Monastery information
- Order: Benedictines
- Established: 1918
- Mother house: Downside Abbey
- Dedication: St. Gregory the Great Mary, Queen of Peace
- Diocese: Diocese of Providence

People
- Prior: Rev. Father Michael Brunner, O.S.B.
- Bishop: Most Rev. Thomas Joseph Tobin
- Important associated figures: Founders: Dom Leonard Sargent

Architecture
- Functional status: abbey
- Architect: Pietro Belluschi

Site
- Location: 285 Cory’s Lane; Portsmouth, RI 02871
- Coordinates: 41°36′12″N 71°16′19″W﻿ / ﻿41.60333°N 71.27194°W
- Website: portsmouthabbeymonastery.org

= Portsmouth Abbey =

Benedictine monastery in Portsmouth, Rhode Island, United States

Portsmouth Abbey is a Benedictine monastery in Portsmouth, on Aquidneck Island in Narragansett Bay, Rhode Island, United States.
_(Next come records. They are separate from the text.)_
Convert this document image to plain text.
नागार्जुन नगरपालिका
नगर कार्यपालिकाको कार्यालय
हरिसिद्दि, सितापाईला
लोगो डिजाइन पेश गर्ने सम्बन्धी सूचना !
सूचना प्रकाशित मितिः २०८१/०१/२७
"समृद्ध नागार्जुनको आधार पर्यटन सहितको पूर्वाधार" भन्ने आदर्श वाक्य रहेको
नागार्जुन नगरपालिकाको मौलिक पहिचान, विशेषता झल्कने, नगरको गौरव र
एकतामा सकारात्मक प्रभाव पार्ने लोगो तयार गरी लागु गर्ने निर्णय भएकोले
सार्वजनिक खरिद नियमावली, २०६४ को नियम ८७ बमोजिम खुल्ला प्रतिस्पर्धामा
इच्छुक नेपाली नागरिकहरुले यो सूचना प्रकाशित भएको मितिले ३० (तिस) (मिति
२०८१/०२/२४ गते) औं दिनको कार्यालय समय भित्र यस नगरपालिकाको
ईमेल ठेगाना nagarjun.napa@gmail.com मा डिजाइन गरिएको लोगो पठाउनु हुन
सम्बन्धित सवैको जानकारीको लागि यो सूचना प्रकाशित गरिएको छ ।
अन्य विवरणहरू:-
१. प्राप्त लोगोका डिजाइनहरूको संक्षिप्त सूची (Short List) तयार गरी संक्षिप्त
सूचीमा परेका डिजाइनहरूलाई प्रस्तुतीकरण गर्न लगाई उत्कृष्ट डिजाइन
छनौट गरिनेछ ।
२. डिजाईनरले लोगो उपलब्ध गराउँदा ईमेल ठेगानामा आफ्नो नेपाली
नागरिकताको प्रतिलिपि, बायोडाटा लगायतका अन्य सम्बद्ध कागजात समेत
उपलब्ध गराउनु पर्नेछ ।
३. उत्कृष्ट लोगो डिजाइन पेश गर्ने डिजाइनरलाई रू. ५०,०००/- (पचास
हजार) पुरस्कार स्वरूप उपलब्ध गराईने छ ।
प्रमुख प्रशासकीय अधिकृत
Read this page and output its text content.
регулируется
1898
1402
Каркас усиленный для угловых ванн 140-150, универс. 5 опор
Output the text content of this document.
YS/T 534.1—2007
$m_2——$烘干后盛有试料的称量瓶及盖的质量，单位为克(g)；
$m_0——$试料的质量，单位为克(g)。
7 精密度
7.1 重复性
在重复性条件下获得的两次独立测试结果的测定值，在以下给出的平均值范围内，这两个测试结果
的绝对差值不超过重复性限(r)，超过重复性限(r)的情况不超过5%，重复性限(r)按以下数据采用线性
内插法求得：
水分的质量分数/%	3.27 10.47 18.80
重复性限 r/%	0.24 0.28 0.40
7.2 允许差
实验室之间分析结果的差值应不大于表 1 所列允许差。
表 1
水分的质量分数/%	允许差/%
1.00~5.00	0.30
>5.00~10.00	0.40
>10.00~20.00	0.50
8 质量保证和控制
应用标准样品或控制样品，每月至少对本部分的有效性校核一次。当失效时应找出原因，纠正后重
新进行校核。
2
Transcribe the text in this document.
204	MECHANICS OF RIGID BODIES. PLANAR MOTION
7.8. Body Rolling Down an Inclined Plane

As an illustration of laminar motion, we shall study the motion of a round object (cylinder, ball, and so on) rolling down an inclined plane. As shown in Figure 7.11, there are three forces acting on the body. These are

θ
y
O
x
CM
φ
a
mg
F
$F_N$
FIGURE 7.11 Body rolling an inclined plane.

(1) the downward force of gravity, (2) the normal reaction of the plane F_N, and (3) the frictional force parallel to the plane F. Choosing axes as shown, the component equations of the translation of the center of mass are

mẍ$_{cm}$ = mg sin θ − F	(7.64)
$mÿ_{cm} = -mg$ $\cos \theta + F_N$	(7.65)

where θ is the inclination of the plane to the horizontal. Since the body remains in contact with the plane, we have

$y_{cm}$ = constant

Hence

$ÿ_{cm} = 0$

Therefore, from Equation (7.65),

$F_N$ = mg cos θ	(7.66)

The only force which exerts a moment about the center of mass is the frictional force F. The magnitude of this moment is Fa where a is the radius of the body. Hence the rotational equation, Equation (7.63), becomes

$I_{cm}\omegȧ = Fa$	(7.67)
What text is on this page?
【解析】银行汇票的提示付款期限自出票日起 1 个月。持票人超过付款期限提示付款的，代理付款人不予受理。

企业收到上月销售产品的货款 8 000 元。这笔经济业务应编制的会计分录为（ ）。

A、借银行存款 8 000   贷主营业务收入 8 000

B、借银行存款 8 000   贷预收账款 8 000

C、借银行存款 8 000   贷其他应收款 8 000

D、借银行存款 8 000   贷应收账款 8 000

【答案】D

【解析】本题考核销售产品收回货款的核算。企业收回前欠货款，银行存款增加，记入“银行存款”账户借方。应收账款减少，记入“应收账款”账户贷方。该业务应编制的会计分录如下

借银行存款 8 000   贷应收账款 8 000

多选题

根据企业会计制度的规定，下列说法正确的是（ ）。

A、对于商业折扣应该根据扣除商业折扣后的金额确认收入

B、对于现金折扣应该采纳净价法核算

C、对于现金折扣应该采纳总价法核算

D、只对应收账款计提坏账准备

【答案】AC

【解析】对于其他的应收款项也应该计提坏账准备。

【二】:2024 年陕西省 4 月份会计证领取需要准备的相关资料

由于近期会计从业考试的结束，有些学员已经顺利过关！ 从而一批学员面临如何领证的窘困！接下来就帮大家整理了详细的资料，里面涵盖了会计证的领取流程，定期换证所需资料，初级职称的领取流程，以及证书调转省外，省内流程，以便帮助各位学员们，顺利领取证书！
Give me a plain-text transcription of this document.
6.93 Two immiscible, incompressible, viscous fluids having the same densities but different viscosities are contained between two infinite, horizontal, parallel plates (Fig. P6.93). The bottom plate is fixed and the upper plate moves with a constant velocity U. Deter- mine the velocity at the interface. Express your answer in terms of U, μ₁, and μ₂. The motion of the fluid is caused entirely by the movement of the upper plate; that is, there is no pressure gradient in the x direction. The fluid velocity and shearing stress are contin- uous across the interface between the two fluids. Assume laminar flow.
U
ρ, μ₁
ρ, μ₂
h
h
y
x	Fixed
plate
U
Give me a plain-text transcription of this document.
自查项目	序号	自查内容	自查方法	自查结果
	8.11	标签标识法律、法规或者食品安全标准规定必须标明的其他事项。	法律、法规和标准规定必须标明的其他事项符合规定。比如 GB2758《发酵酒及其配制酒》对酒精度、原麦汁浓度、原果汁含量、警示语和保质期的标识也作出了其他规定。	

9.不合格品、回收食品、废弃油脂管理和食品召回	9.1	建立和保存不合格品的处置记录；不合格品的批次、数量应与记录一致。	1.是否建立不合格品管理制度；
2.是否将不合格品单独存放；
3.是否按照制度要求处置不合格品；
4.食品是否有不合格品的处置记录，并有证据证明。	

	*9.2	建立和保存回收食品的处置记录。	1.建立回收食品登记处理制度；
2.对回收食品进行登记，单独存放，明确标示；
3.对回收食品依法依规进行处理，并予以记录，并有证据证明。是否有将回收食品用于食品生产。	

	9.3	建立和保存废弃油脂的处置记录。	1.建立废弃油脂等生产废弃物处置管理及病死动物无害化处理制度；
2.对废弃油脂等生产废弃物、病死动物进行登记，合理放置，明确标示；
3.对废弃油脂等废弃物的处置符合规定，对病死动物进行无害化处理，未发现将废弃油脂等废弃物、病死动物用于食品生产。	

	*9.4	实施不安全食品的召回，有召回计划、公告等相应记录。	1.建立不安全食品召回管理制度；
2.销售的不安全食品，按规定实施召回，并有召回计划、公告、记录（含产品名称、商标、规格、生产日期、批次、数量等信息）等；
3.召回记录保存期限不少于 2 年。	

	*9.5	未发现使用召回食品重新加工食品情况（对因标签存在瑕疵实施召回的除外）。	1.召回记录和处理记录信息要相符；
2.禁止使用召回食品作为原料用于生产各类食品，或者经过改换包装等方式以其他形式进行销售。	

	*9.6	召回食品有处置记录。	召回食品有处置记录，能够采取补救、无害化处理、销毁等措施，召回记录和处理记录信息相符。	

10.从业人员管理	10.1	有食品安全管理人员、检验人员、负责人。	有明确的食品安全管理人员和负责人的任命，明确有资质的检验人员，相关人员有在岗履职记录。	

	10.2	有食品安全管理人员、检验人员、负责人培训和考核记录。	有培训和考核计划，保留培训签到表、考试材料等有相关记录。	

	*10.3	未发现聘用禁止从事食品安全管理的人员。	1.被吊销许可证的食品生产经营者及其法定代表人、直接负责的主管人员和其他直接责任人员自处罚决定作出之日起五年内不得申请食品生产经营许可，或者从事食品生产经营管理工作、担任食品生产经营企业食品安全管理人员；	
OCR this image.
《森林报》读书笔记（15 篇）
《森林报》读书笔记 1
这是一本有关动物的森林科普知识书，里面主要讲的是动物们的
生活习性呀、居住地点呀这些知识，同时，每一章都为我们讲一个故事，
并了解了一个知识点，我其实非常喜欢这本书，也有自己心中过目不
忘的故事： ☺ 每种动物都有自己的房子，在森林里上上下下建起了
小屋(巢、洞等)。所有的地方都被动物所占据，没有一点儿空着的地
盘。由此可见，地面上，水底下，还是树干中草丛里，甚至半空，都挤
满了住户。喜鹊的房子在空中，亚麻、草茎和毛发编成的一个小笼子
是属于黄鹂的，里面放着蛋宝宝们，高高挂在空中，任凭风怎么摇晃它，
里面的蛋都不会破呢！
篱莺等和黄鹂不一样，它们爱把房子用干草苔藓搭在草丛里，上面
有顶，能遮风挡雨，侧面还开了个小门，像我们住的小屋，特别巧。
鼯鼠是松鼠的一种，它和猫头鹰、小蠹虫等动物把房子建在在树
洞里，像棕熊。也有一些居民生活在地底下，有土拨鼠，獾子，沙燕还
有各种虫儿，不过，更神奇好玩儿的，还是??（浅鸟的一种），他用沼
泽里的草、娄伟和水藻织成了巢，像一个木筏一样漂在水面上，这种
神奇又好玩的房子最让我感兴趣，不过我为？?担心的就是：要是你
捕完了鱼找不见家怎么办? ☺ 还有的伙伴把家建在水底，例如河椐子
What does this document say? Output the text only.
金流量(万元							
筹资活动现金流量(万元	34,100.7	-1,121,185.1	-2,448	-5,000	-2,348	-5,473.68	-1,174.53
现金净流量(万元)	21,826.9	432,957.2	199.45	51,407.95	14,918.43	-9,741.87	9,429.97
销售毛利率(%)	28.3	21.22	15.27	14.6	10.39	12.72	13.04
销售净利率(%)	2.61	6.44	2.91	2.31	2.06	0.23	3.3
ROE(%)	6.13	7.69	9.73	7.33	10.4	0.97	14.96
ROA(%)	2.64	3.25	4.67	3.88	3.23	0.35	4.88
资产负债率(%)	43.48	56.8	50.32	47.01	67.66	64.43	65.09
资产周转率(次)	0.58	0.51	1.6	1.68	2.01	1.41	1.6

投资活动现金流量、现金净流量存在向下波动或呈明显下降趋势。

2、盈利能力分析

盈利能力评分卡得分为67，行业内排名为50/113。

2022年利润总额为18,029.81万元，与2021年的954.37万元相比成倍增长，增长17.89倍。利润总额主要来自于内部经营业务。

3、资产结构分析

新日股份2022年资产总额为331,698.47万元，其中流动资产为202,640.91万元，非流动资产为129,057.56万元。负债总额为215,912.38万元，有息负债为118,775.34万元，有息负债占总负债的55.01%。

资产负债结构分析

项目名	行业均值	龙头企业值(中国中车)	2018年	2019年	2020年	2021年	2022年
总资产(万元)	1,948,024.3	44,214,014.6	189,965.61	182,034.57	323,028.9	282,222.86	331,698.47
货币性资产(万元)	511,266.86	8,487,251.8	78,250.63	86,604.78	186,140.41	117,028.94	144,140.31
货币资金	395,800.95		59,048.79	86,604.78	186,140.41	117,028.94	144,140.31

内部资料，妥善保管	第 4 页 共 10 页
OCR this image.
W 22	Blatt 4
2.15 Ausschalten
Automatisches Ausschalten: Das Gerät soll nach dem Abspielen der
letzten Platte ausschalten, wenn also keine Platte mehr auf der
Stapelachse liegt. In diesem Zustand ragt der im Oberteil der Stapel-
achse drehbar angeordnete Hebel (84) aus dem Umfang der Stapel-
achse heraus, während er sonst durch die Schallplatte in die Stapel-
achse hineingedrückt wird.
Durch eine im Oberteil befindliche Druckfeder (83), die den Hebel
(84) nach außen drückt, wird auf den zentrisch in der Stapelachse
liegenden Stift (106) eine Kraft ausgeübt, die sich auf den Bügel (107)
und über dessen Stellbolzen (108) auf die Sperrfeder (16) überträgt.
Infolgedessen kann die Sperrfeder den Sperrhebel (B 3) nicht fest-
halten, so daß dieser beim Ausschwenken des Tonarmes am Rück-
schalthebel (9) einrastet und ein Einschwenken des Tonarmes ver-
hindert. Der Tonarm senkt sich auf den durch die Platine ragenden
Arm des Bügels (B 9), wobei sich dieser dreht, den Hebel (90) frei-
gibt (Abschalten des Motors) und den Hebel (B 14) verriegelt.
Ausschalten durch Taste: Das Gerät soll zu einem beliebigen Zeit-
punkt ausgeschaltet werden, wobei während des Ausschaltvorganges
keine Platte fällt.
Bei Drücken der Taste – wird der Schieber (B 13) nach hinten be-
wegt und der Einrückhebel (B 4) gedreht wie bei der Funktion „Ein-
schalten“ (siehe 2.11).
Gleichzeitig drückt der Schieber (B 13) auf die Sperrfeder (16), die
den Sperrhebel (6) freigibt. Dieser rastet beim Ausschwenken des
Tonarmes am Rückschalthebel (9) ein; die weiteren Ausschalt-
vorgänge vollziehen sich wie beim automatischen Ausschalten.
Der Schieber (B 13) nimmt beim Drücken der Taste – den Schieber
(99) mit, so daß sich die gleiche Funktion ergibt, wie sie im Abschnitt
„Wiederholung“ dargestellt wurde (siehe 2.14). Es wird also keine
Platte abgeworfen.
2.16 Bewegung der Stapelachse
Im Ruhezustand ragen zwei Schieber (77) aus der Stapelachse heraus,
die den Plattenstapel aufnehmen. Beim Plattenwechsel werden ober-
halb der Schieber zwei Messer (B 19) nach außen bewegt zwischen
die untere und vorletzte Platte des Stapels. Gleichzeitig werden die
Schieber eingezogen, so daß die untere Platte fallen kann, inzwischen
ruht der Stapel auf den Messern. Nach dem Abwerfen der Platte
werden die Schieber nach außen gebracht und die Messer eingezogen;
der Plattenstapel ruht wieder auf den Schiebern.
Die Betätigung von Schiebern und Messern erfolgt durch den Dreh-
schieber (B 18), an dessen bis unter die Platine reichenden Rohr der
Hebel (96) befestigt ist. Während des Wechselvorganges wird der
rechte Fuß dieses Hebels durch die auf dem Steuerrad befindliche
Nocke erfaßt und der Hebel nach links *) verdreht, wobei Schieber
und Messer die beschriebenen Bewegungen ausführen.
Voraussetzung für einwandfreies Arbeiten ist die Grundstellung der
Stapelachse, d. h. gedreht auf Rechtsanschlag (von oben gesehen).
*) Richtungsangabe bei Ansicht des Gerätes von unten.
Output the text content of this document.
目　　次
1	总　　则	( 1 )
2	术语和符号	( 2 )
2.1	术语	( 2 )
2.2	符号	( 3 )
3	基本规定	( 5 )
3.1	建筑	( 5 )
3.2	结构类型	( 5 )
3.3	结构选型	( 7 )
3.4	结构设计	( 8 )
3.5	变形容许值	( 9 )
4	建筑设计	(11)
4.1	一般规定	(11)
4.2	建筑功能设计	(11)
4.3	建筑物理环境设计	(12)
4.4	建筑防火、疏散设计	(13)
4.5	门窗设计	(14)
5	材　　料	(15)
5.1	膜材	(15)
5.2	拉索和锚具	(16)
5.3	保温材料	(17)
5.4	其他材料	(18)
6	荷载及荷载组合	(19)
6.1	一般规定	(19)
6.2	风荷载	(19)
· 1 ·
As of 2025, the abbey has 10 monks. The monks run Portsmouth Abbey School.

==History and description==
The monastery was founded in 1918 as Portsmouth Priory by Dom Leonard Sargent, an American monk of Downside Abbey in England. In keeping with the congregation’s early history, the monks run a college preparatory boarding school for boys and girls. The monks also focused on scholarly and artistic work, and hospitality, as well as helping local parishes.

The English Benedictine Congregation (EBC), of which Portsmouth Abbey is a member, is the oldest of the Benedictine congregations. It has canonical continuity with the first congregation established in the 13th century by the Holy See. The monks of the EBC run schools attached to their monasteries and look after 27 small parishes and mass centers near them. In addition, 30 parishes and 14 mass centers in England and Wales are served by EBC monks. A tradition revived by Fr Augustine Baker in the early 1600s laid great emphasis on contemplative and mystical prayer. This tradition continues in the EBC and at Portsmouth Abbey today.